JanB answers How much to optimize for the short-timelines scenario?

JanB 21 Jul 2022 12:30 UTC
5 points
1
I’m super interested in this question as well. Here are two thoughts:
1. It’s not enough to look at the expected “future size of the AI alignment community”, you need to look at the full distribution.
Let’s say timelines are long. We can assume that the benefits of alignment work scale roughly logarithmically with the resources invested. The derivative of log is 1/x, and that’s how the value of a marginal contribution scales.

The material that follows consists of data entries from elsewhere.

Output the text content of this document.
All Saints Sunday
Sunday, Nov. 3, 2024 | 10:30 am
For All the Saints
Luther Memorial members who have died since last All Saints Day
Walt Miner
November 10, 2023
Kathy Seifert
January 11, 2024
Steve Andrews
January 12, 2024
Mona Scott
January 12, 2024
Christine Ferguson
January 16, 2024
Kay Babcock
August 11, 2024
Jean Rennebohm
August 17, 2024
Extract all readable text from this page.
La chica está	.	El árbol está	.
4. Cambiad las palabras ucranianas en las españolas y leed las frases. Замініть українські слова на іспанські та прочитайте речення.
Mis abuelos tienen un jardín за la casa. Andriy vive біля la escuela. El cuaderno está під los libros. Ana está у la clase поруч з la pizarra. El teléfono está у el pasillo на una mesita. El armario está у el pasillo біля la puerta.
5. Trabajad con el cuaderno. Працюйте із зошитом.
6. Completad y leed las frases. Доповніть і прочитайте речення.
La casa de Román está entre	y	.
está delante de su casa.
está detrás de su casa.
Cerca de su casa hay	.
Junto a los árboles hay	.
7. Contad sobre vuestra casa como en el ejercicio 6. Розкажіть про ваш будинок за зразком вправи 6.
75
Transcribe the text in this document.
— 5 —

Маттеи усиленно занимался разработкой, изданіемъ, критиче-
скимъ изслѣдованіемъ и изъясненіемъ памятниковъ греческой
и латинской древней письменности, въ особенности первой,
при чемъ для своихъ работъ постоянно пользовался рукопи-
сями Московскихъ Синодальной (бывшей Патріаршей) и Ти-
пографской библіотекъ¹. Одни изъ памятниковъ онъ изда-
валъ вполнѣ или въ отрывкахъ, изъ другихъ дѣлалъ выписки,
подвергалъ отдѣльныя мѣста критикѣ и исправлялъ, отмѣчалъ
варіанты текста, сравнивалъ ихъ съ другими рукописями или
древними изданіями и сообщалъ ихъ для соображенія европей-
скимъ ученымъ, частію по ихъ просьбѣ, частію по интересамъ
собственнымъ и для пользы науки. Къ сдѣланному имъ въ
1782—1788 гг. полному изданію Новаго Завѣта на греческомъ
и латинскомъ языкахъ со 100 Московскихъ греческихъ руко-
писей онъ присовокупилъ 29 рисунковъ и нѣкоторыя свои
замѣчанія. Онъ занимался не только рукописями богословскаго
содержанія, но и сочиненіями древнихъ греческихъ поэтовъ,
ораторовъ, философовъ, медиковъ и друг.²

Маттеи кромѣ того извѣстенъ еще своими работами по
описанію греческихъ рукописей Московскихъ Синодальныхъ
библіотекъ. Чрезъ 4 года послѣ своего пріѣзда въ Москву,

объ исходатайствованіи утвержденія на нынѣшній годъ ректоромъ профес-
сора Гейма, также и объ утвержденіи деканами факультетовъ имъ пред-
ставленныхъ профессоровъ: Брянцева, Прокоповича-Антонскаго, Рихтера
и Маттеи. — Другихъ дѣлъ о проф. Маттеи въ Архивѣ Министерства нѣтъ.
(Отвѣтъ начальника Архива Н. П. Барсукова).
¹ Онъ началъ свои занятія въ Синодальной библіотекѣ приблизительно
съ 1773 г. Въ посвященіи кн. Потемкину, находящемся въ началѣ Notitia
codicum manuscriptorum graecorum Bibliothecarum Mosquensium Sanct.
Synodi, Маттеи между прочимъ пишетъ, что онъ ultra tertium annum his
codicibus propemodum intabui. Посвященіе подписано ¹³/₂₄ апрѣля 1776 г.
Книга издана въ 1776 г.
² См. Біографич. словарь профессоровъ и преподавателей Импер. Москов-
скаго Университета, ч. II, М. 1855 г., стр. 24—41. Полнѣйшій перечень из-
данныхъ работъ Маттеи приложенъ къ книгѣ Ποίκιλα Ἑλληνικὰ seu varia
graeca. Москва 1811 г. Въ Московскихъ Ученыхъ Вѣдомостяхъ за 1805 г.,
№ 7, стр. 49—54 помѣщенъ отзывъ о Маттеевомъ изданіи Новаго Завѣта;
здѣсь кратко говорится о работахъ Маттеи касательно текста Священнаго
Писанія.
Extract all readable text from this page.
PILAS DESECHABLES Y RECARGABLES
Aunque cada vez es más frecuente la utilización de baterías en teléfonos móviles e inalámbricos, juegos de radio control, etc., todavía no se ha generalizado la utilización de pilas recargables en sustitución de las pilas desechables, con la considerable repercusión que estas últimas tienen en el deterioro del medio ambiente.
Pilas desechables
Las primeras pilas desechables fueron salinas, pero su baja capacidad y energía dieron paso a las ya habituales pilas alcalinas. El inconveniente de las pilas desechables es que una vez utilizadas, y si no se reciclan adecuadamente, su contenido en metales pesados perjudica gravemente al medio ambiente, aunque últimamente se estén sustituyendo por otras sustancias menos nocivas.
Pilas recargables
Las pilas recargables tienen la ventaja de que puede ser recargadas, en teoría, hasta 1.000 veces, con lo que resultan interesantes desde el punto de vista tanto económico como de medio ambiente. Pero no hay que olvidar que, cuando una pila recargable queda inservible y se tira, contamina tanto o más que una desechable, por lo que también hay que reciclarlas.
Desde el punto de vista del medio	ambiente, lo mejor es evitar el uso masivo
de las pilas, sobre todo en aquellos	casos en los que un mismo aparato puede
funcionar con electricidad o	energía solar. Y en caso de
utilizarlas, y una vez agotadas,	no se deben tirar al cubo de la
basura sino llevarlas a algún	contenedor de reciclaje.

There is some probability, let’s say 50%, that the world starts dedicating many resources to AI risk and the number of people working on alignment is massive, let’s say 10000x today. In these cases, your contribution would be roughly zero. But there is some probability (let’s say 50%) that the world keeps being bad at preparing for potentially catastrophic events, the AI alignment community is not much larger than today. In total, you’d only discount your contribution by 50% (compared to short timelines).

This is just for illustration, and I made many implicit assumptions, like: the timing of the work doesn’t matter as long as it’s before AGI, early work does not influence the amount of future work, “the size of the alignment community at crunchtime” is identical to “future work done”, and so on...
1. It matters a lot how much better “work during crunchtime” is vs “work before crunchtime”.
Let’s say timelines are long, with AGI happening in 60 years. It’s totally conceivable that the world keeps being bad at preparing for potentially catastrophic events, and the AI alignment community in 60 years is not much larger than today. If mostly work done at “crunch-time” (in the 10 years before AGI) matters, then the world would not be in a better situation than in the short timelines scenario. If you could do productive work now to address this scenario, this would be pretty good (but you can’t, by assumption).

But if work done before crunchtime matters a lot, then even if the AI alignment community in 60 years is still small, we’ll probably at least have had 60 years of AI alignment work (from a small community). That’s much more than what we have in short timeline scenarios (e.g. 15 years from a small community)